Peki, öğrenciler yukarıdaki yasaklanmış ürünleri yemiyor mu? Yemez olur mu? Hem de alasını yiyor. Nereden derseniz? Satılması yasak olan bu ürünler okul kantinleri dışında bakkalda, markette…her yerde satılıyor. Okul bahçesinin demirinden bile dışarıdaki esnaf getirip satıyor. Öğrenci gizli-kaçak alıyor demir parmaklıkların arasından. Her yerde satışı caiz olan bu ürünler nedense okul kantinlerine haram.

Amaç, çocukların obeziteden kurtarılması ve sağlıklı beslenmeleri olsa gerek. Tamam, güzel bir karar. O zaman bu ürünlerin bırakın satışını, üretimini de yasaklayalım. Bu ürünler zararlıysa her yerde yasaklayalım ve bu yasağa her birimiz uyalım ve sıkı bir denetime tabi tutalım.
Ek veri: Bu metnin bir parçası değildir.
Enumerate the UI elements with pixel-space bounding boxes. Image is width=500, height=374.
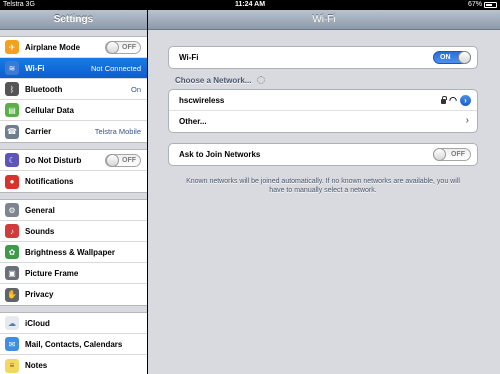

Çünkü bu çocuklar bizim geleceğimiz. Yok, bunu beceremiyorsak o zaman kantincilerin suçu ne burada? Çocuk ne yapacak? Dışarıdan şu ya da bu şekilde aldığını kantincinin gözünün önünde açıp yiyecek. Yazık değil mi, yüksek bedellerle okul kantinlerini kiralayıp işleten kantincilere! Gücümüz sadece onlara yasak koymaya ve onları denetlemeye mi yetiyor?

Uygulanmayacak ve uygulanması mümkün olmayan bu yasakları sürdürmeye çalışmak ve hala bir orta yol bulmamak gülünç geliyor bana. Eğer bu uygulama böyle devam edecekse -ki devam etmesi mümkün değildir- o zaman kapatalım okullardaki kantinleri. Bari çocuklar beslenmelerini evlerinden getirsin, bu işe kökten bir çözüm bulalım. Kantinciler de bu vesileyle rızıklarını başka yerlerde arasınlar. Bu arada kantinci falan değilim, haberiniz olsun. 18/11/2017 Ramazan YÜCE

* 20/11/2017 tarihinde Anadolu'da Bugün gazetesinde yayımlanmıştır.